If you have anxiety about climate change and the environment, you understand the importance of conserving the planet’s stash of clean H2O. Although this precious liquid goes through an endless cycle, human activity influences how much is available for consumption — and hydration is essential to life. Here’s how states are stepping up to combat the drinking water crisis.
An Overview of the Drinking Water Crisis
If you live in a nation with developed plumbing infrastructure, you might take it for granted that when you get thirsty, you head to the faucet. However, not everyone has the same access to resources. Globally, nearly 1 million people die each year from a lack of clean water and hygiene that proper supplies and sanitation could address.
But the problem is not confined to distant, overseas nations. Many Americans remember sad pictures of school children carrying heavy cases of water home in Flint, MI. Even in wealthy areas, maintaining established systems takes regular work to ensure the stuff flowing from your tap stays safe.
The drinking water crisis echoes other environmental concerns, like air pollution. It’s not that Earth lacks a natural system for converting carbon to oxygen (trees) or recycling water (the water cycle). It’s abusing these resources through overuse and mindless commercial activity that taxes the planet’s ability to bounce back. It’s like asking someone with a broken leg to run a marathon — Mother Earth needs recovery time, just like people.
State-Level Efforts to Increase Drinking Water Quality
However, information can trigger immense anxiety when you only see one part of the picture. As vital as it is to understand the drinking water crisis, it’s equally important to recognize efforts to address it and support them through your voice and vote.
1. State Agencies and Regulations Around Drinking Water Quality
Every state has an agency and established standards to safeguard the drinking water supply. These teams oversee area-wide water use, balancing the needs of industry, agriculture and private households. Supporting politicians with a strong environmental protection record leads to them appointing those who share your concerns to serve.
2. Investments in Infrastructure Upgrades
You know that drinking water has important health benefits, but it’s harder to stay hydrated when the stuff coming from your taps isn’t safe. Infrastructure upgrades replace corroded pipes and provide individual consumers with a reliable supply.
3. Improved Water Treatment Technologies
Technology can address climate change, including the drinking water crisis. Improved rainwater collection and greywater purification systems ensure a reliable supply of water for all uses, including agriculture and industry.
4. Community, Collaboration and Partnerships
Addressing the water crisis means uniting various sectors. For example, the agricultural industry can assist by following the principles of limited soil disturbance and keeping living roots in the soil to facilitate the water cycle. Construction contractors can espouse leadership in energy and environmental design (LEED) principles for water conservation, using low-flow devices and integrating improved technologies into their blueprints and builds.
Case Studies of State Strategies
Now that you understand how states are combatting the drinking water crisis in theory, it’s time to get down to the nitty-gritty. Let’s examine three case studies of states impacted more than others by the problem and the actions they are taking to solve it.
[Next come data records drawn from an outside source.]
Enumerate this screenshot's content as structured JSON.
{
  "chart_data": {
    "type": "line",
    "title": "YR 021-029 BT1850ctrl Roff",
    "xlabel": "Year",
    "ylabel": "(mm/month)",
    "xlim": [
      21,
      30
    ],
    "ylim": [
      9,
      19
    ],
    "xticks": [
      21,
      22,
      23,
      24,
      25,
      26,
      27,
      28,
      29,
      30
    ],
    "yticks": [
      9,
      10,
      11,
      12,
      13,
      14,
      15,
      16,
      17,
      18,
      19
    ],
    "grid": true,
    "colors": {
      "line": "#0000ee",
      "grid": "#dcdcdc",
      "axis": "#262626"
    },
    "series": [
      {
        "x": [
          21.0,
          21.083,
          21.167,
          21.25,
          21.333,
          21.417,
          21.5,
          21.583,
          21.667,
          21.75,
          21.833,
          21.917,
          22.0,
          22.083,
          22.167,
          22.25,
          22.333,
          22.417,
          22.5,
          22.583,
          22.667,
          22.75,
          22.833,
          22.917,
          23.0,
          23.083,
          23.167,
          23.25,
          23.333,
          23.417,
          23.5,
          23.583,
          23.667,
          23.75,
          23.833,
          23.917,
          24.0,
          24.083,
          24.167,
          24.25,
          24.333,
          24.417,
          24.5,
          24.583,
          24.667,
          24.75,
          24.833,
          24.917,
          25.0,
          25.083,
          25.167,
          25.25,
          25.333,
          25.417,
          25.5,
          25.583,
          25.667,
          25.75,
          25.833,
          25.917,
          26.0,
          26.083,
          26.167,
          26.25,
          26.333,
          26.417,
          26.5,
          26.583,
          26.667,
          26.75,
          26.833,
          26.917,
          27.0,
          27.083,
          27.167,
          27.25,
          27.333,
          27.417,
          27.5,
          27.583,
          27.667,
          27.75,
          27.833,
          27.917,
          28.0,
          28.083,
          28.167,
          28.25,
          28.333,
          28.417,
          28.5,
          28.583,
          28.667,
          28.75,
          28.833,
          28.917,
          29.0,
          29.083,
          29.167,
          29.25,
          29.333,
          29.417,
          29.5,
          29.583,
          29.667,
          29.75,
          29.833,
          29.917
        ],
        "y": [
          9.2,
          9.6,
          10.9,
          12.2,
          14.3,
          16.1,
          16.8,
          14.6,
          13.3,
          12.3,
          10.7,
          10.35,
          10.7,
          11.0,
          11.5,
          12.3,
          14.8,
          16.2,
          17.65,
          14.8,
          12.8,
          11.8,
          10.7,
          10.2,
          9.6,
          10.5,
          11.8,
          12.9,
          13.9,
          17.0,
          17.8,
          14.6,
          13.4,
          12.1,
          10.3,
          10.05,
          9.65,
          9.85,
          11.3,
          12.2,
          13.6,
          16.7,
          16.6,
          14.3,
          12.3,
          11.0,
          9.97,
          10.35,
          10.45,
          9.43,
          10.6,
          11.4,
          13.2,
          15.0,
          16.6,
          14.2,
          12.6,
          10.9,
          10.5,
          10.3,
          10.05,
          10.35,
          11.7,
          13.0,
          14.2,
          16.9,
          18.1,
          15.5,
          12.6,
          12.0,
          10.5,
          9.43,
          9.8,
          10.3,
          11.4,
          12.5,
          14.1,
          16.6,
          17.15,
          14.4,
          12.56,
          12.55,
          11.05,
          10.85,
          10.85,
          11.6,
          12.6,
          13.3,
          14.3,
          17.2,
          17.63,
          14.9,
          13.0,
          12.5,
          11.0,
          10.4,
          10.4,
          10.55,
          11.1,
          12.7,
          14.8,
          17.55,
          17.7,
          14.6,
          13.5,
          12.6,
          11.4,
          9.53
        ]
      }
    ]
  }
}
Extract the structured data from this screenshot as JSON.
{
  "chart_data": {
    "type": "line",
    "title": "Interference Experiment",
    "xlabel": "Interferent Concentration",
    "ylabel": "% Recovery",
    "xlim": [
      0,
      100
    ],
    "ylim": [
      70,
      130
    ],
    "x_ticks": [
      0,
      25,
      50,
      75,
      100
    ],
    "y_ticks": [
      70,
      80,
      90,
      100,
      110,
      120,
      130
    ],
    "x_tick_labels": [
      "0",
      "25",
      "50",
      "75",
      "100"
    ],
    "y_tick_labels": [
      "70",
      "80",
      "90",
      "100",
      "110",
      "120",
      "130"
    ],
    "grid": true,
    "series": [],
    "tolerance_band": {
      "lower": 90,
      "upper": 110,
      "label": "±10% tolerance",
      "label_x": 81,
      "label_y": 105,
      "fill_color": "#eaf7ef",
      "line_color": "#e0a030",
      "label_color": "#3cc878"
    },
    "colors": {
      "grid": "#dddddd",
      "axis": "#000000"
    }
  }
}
California’s huge population makes it a microcosm of climate change impacts in many ways, including the drinking water crisis. Despite being the world’s fifth-largest economy, nearly 1 million people lack access to safe, affordable drinking water, particularly in low-income communities. The state has also endured decades of drought.
Moisture in the air increases as temperatures rise, causing more severe storms when they occur. However, California plans to take advantage of this shift by recharging groundwater from these deluges. The process entails constructing wells that feed into underground aquifers for storage.
The state is also taking stronger environmental measures across the board and encourages business leaders to do so. For example, many restaurants, from local favorites to large national chains, have implemented sustainable practices like changing their packaging and bringing water only upon request.
The Flint, MI, drinking water crisis was severe enough to garner national attention nine years ago. However, it hasn’t made any recent headlines — what’s happening?
A lot. The city has replaced all but 3% of the old lead service lines that led to the crisis as part of a 2017 settlement. They’ve spent millions of dollars on new copper pipes, a new chemical feed building and reservoir renovations. The remaining work entails private property owners who have yet to give consent for the necessary upgrades.
The toughest thing about the Flint, MI, drinking water crisis today may be changing public attitudes. Many residents still express hesitation — which is one example of why staying on top of what officials are doing to address shared problems is so vital. Business leaders again assist in re-education efforts, which can be as simple as using the city’s water supply to make everything from cider to iced tea.
States Stepping up to the Drinking Water Crisis
It’s easy to get carried away by frightening headlines that tell about urgent problems. However, it’s equally vital to investigate further and learn what people are doing to address these issues. Doing so can calm your fears and provide insight into the best ways you can help, as taking action is a fabulous way to alleviate anxiety.
Consider these examples of states stepping up to address the drinking water crisis. What are the most urgent environmental issues where you live, and how can you do your part?